I have run out of adjectives to describe what is happening in our land. To secure passage of the budget we had to refer to the highly comic action of replacing a senator who was tested positive for the corona virus with a retired parliamentarian; all of this to ensure a quorum of eight members in parliament.
Fancy stuff indeed. Did the framers of the constitution have this kind of thing in mind? The question remains, why was the budget debate not delayed enabling participation by all members of parliament given the fact that eight members on the government side had tested positive for the virus. There was such an urgency to have everything completed within the week that two ministers were unable to make their contribution and the Minister of Finance to do his final rebuttal. I am not sure about the reasons for the urgency.
We should become aware that pompousness and high-handedness will not always carry the day. There was so much pomp about the kinds of masks that should be worn and where members of the Opposition who were either unvaccinated or did not declare their status, should sit even though tested negative for the virus. Behind all of this was supposed to be health concerns for those vaccinated. But then like a slap in the face with irony at a height it turned out that eight members on the other side of the fence who were vaccinated, had contracted the virus. Now this is not something that one should laugh about because we now know that vaccinated or unvaccinated, it is possible to contract the virus and even pass it on.
What the past two or three months should have taught us is that things are changing rapidly, and we are learning more about the virus and vaccines every day. Protocols have to be constantly reviewed, therefore how could one be high and mighty about something that is not under our control and about which we are in a learning stage. This is not to question the call for people to be vaccinated, but our approach is what I have always questioned. I note from a survey commissioned by UNICEF that SVG has the most vaccine hesitant population among six Caribbean countries. Of 800 persons surveyed 58 percent or 464 were vaccinated. It means that 42 percent or 336 would have provided information about their reluctance to be vaccinated. “A change in communication strategies appears to be the main recommendation for SVG as it relates to vaccine hesitancy among its population.” (Searchlight January 18, 2022) The report suggests that “Communication strategies need to speak to key concerns, target the demographic profile of the unvaccinated and hone the use of non-governmental personalities and influences.”
In most of my columns in which I touched on the vaccine issue I stressed the need to emphasise education and to have a good communication strategy. This might be the way to go but I have to smile. Do we have non-governmental personalities? This is of course a rhetorical question. The point is that people in this country are classified politically based on what they say or do.
And that is the crux of the matter. To say certain things makes you either pro-government or anti-government. And there the story ends!
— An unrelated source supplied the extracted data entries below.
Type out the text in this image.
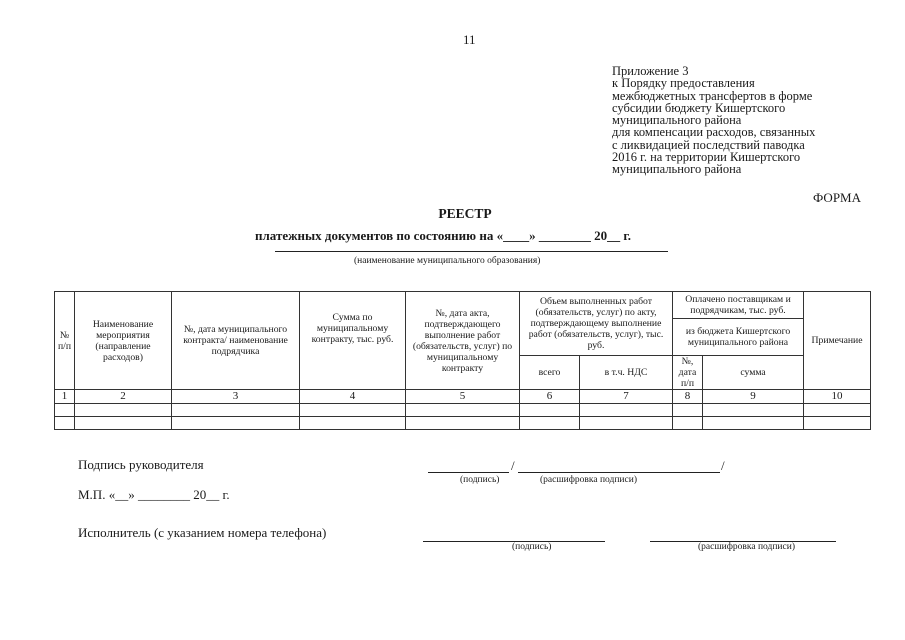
11
Приложение 3
к Порядку предоставления
межбюджетных трансфертов в форме
субсидии бюджету Кишертского
муниципального района
для компенсации расходов, связанных
с ликвидацией последствий паводка
2016 г. на территории Кишертского
муниципального района
ФОРМА
РЕЕСТР
платежных документов по состоянию на «____» ________ 20__ г.
(наименование муниципального образования)
№ п/п	Наименование мероприятия (направление расходов)	№, дата муниципального контракта/ наименование подрядчика	Сумма по муниципальному контракту, тыс. руб.	№, дата акта, подтверждающего выполнение работ (обязательств, услуг) по муниципальному контракту	Объем выполненных работ (обязательств, услуг) по акту, подтверждающему выполнение работ (обязательств, услуг), тыс. руб.		Оплачено поставщикам и подрядчикам, тыс. руб.		Примечание
							из бюджета Кишертского муниципального района		
					всего	в т.ч. НДС	№, дата п/п	сумма	
1	2	3	4	5	6	7	8	9	10

Подпись руководителя	/	/
(подпись)	(расшифровка подписи)
М.П. «__» ________ 20__ г.
Исполнитель (с указанием номера телефона)
(подпись)	(расшифровка подписи)
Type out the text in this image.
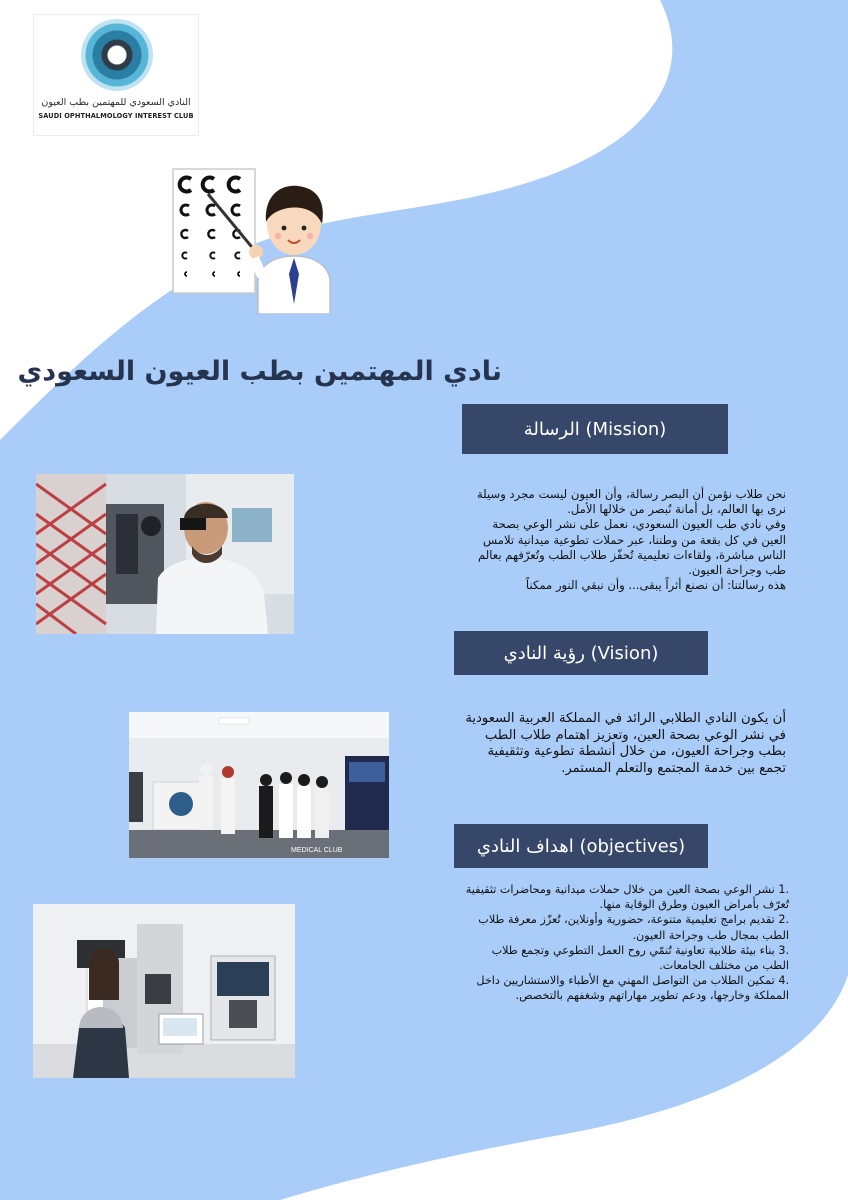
النادي السعودي للمهتمين بطب العيون
SAUDI OPHTHALMOLOGY INTEREST CLUB
نادي المهتمين بطب العيون السعودي
الرسالة (Mission)
نحن طلاب نؤمن أن البصر رسالة، وأن العيون ليست مجرد وسيلة
نرى بها العالم، بل أمانة نُبصر من خلالها الأمل.
وفي نادي طب العيون السعودي، نعمل على نشر الوعي بصحة
العين في كل بقعة من وطننا، عبر حملات تطوعية ميدانية تلامس
الناس مباشرة، ولقاءات تعليمية تُحفّز طلاب الطب وتُعرّفهم بعالم
طب وجراحة العيون.
هذه رسالتنا: أن نصنع أثراً يبقى... وأن نبقي النور ممكناً
رؤية النادي (Vision)
MEDICAL CLUB
أن يكون النادي الطلابي الرائد في المملكة العربية السعودية
في نشر الوعي بصحة العين، وتعزيز اهتمام طلاب الطب
بطب وجراحة العيون، من خلال أنشطة تطوعية وتثقيفية
تجمع بين خدمة المجتمع والتعلم المستمر.
اهداف النادي (objectives)
.1 نشر الوعي بصحة العين من خلال حملات ميدانية ومحاضرات تثقيفية
تُعرّف بأمراض العيون وطرق الوقاية منها.
.2 تقديم برامج تعليمية متنوعة، حضورية وأونلاين، تُعزّز معرفة طلاب
الطب بمجال طب وجراحة العيون.
.3 بناء بيئة طلابية تعاونية تُنمّي روح العمل التطوعي وتجمع طلاب
الطب من مختلف الجامعات.
.4 تمكين الطلاب من التواصل المهني مع الأطباء والاستشاريين داخل
المملكة وخارجها، ودعم تطوير مهاراتهم وشغفهم بالتخصص.
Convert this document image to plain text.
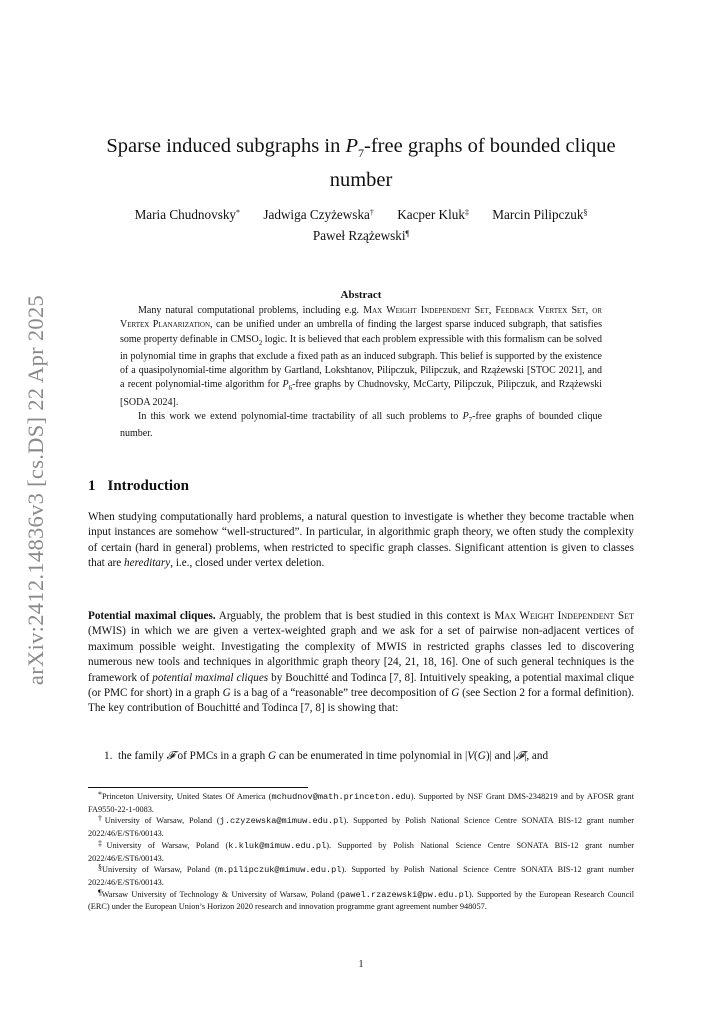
arXiv:2412.14836v3 [cs.DS] 22 Apr 2025
Sparse induced subgraphs in $P_7$-free graphs of bounded clique number
Maria Chudnovsky* Jadwiga Czyżewska† Kacper Kluk‡ Marcin Pilipczuk§
Paweł Rzążewski¶
Abstract

Many natural computational problems, including e.g. Max Weight Independent Set, Feedback Vertex Set, or Vertex Planarization, can be unified under an umbrella of finding the largest sparse induced subgraph, that satisfies some property definable in $CMSO_2$ logic. It is believed that each problem expressible with this formalism can be solved in polynomial time in graphs that exclude a fixed path as an induced subgraph. This belief is supported by the existence of a quasipolynomial-time algorithm by Gartland, Lokshtanov, Pilipczuk, Pilipczuk, and Rzążewski [STOC 2021], and a recent polynomial-time algorithm for $P_6$-free graphs by Chudnovsky, McCarty, Pilipczuk, Pilipczuk, and Rzążewski [SODA 2024].

In this work we extend polynomial-time tractability of all such problems to $P_7$-free graphs of bounded clique number.

1 Introduction

When studying computationally hard problems, a natural question to investigate is whether they become tractable when input instances are somehow “well-structured”. In particular, in algorithmic graph theory, we often study the complexity of certain (hard in general) problems, when restricted to specific graph classes. Significant attention is given to classes that are hereditary, i.e., closed under vertex deletion.

Potential maximal cliques. Arguably, the problem that is best studied in this context is Max Weight Independent Set (MWIS) in which we are given a vertex-weighted graph and we ask for a set of pairwise non-adjacent vertices of maximum possible weight. Investigating the complexity of MWIS in restricted graphs classes led to discovering numerous new tools and techniques in algorithmic graph theory [24, 21, 18, 16]. One of such general techniques is the framework of potential maximal cliques by Bouchitté and Todinca [7, 8]. Intuitively speaking, a potential maximal clique (or PMC for short) in a graph G is a bag of a “reasonable” tree decomposition of G (see Section 2 for a formal definition). The key contribution of Bouchitté and Todinca [7, 8] is showing that:

1. the family 𝓕 of PMCs in a graph G can be enumerated in time polynomial in |V(G)| and |𝓕|, and

*Princeton University, United States Of America (mchudnov@math.princeton.edu). Supported by NSF Grant DMS-2348219 and by AFOSR grant FA9550-22-1-0083.

†University of Warsaw, Poland (j.czyzewska@mimuw.edu.pl). Supported by Polish National Science Centre SONATA BIS-12 grant number 2022/46/E/ST6/00143.

‡University of Warsaw, Poland (k.kluk@mimuw.edu.pl). Supported by Polish National Science Centre SONATA BIS-12 grant number 2022/46/E/ST6/00143.

§University of Warsaw, Poland (m.pilipczuk@mimuw.edu.pl). Supported by Polish National Science Centre SONATA BIS-12 grant number 2022/46/E/ST6/00143.

¶Warsaw University of Technology & University of Warsaw, Poland (pawel.rzazewski@pw.edu.pl). Supported by the European Research Council (ERC) under the European Union’s Horizon 2020 research and innovation programme grant agreement number 948057.

1
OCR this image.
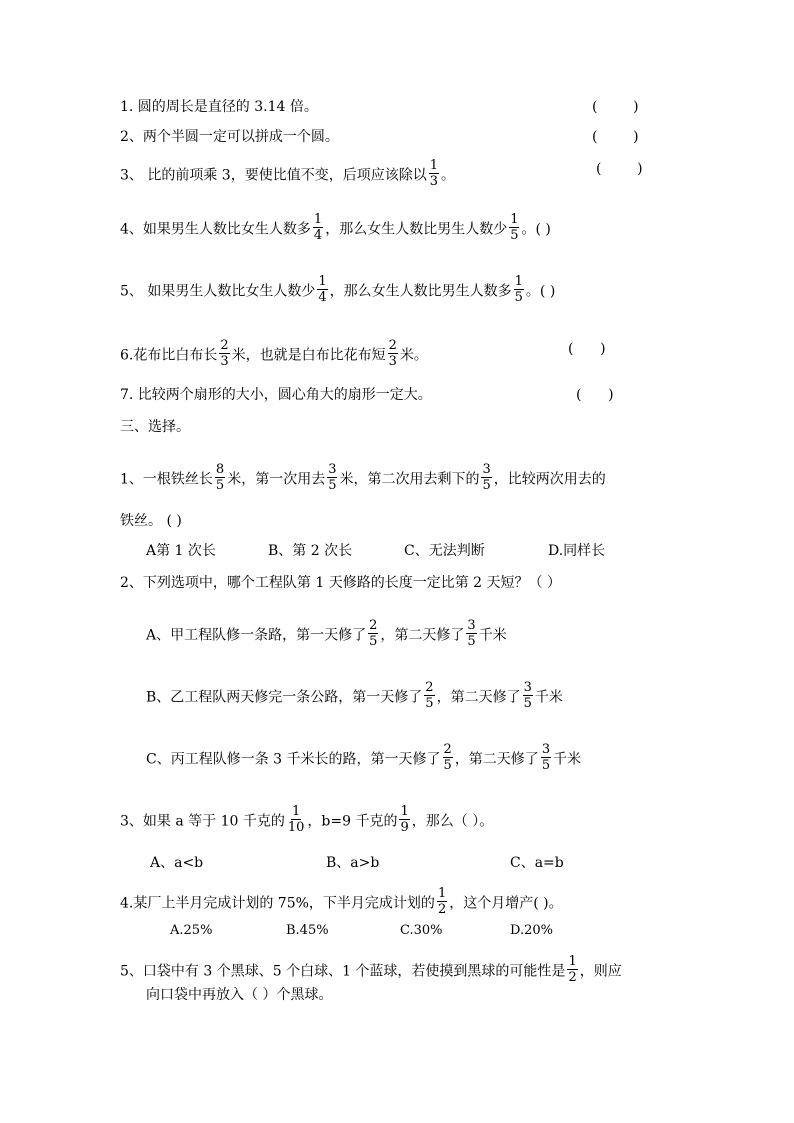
1. 圆的周长是直径的 3.14 倍。	(        )
2、两个半圆一定可以拼成一个圆。	(        )
3、 比的前项乘 3，要使比值不变，后项应该除以 $\frac{1}{3}$ 。	(        )
4、如果男生人数比女生人数多 $\frac{1}{4}$ ，那么女生人数比男生人数少 $\frac{1}{5}$ 。( )
5、 如果男生人数比女生人数少 $\frac{1}{4}$ ，那么女生人数比男生人数多 $\frac{1}{5}$ 。( )
6.花布比白布长 $\frac{2}{3}$ 米，也就是白布比花布短 $\frac{2}{3}$ 米。	(      )
7. 比较两个扇形的大小，圆心角大的扇形一定大。	(      )
三、选择。
1、一根铁丝长 $\frac{8}{5}$ 米，第一次用去 $\frac{3}{5}$ 米，第二次用去剩下的 $\frac{3}{5}$ ，比较两次用去的
铁丝。 ( )
A第 1 次长	B、第 2 次长	C、无法判断	D.同样长
2、下列选项中，哪个工程队第 1 天修路的长度一定比第 2 天短？（ ）
A、甲工程队修一条路，第一天修了 $\frac{2}{5}$ ，第二天修了 $\frac{3}{5}$ 千米
B、乙工程队两天修完一条公路，第一天修了 $\frac{2}{5}$ ，第二天修了 $\frac{3}{5}$ 千米
C、丙工程队修一条 3 千米长的路，第一天修了 $\frac{2}{5}$ ，第二天修了 $\frac{3}{5}$ 千米
3、如果 a 等于 10 千克的 $\frac{1}{10}$ ，b=9 千克的 $\frac{1}{9}$ ，那么（ ）。
A、a<b	B、a>b	C、a=b
4.某厂上半月完成计划的 75%，下半月完成计划的 $\frac{1}{2}$ ，这个月增产( )。
A.25%	B.45%	C.30%	D.20%
5、口袋中有 3 个黑球、5 个白球、1 个蓝球，若使摸到黑球的可能性是 $\frac{1}{2}$ ，则应
向口袋中再放入（ ）个黑球。
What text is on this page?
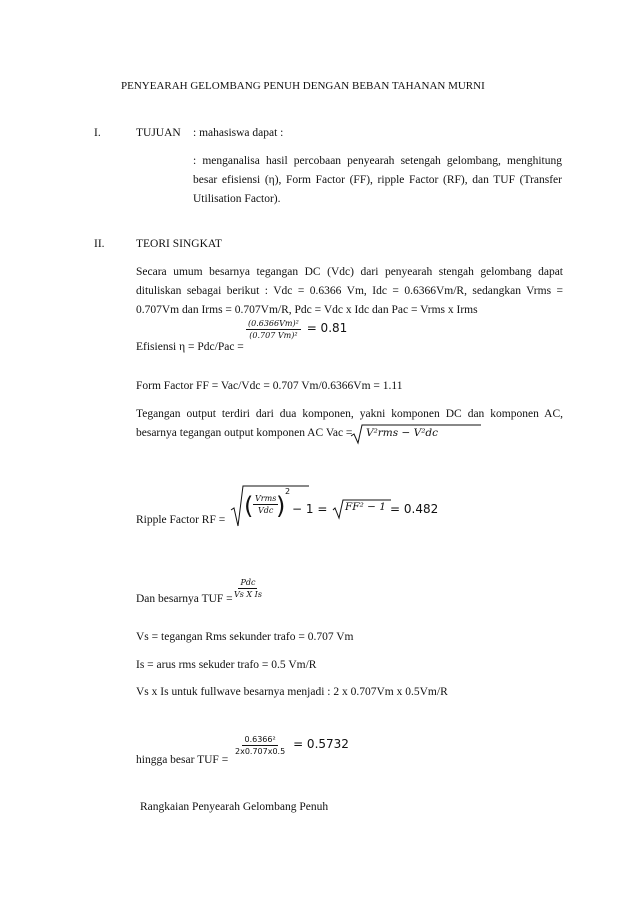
PENYEARAH GELOMBANG PENUH DENGAN BEBAN TAHANAN MURNI
I.	TUJUAN : mahasiswa dapat :
: menganalisa hasil percobaan penyearah setengah gelombang, menghitung besar efisiensi (η), Form Factor (FF), ripple Factor (RF), dan TUF (Transfer Utilisation Factor).
II.	TEORI SINGKAT
Secara umum besarnya tegangan DC (Vdc) dari penyearah stengah gelombang dapat dituliskan sebagai berikut : Vdc = 0.6366 Vm, Idc = 0.6366Vm/R, sedangkan Vrms = 0.707Vm dan Irms = 0.707Vm/R, Pdc = Vdc x Idc dan Pac = Vrms x Irms
Efisiensi η = Pdc/Pac =
$\frac{\text{(0.6366Vm)²}}{\text{(0.707 Vm)²}} = 0.81$
Form Factor FF = Vac/Vdc = 0.707 Vm/0.6366Vm = 1.11
Tegangan output terdiri dari dua komponen, yakni komponen DC dan komponen AC, besarnya tegangan output komponen AC Vac =	V²rms − V²dc
Ripple Factor RF = ( Vrms
Vdc )
2
− 1 = FF² − 1 = 0.482
Dan besarnya TUF = $\frac{\text{Pdc}}{\text{Vs X Is}}$
Vs = tegangan Rms sekunder trafo = 0.707 Vm
Is = arus rms sekuder trafo = 0.5 Vm/R
Vs x Is untuk fullwave besarnya menjadi : 2 x 0.707Vm x 0.5Vm/R
hingga besar TUF =
$\frac{\text{0.6366²}}{2x0.707x0.5} = 0.5732$
Rangkaian Penyearah Gelombang Penuh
The report makes some interesting revelations. Twenty-five percent felt the vaccine was developed too quickly and they did not know what was in it and considered it to be unsafe. This is a matter that should be easily answered by the medical authorities. It is quite ironic too because most of us who go to a doctor take whatever is given to us and hardly ask questions. It is perhaps good that the vaccines currently being used are forcing people to finally ask questions. Sixteen percent were unsure about long-term effects. At the moment there might not be an answer to this. Consideration must also be given to the 14 percent that said they did not trust the government or medical authorities. Of concern is that 65 percent said that their views of taking the vaccine have not changed over time. Add to this the 24 percent that are now less likely to get vaccinated, and there is a hell of a task ahead. At least however, one is not groping in the dark. We are in the meantime becoming more and more confused, having difficulty trying to assess all the information with which we are bombarded from social and traditional media. Let us hope very soon there will be light at the end of the tunnel.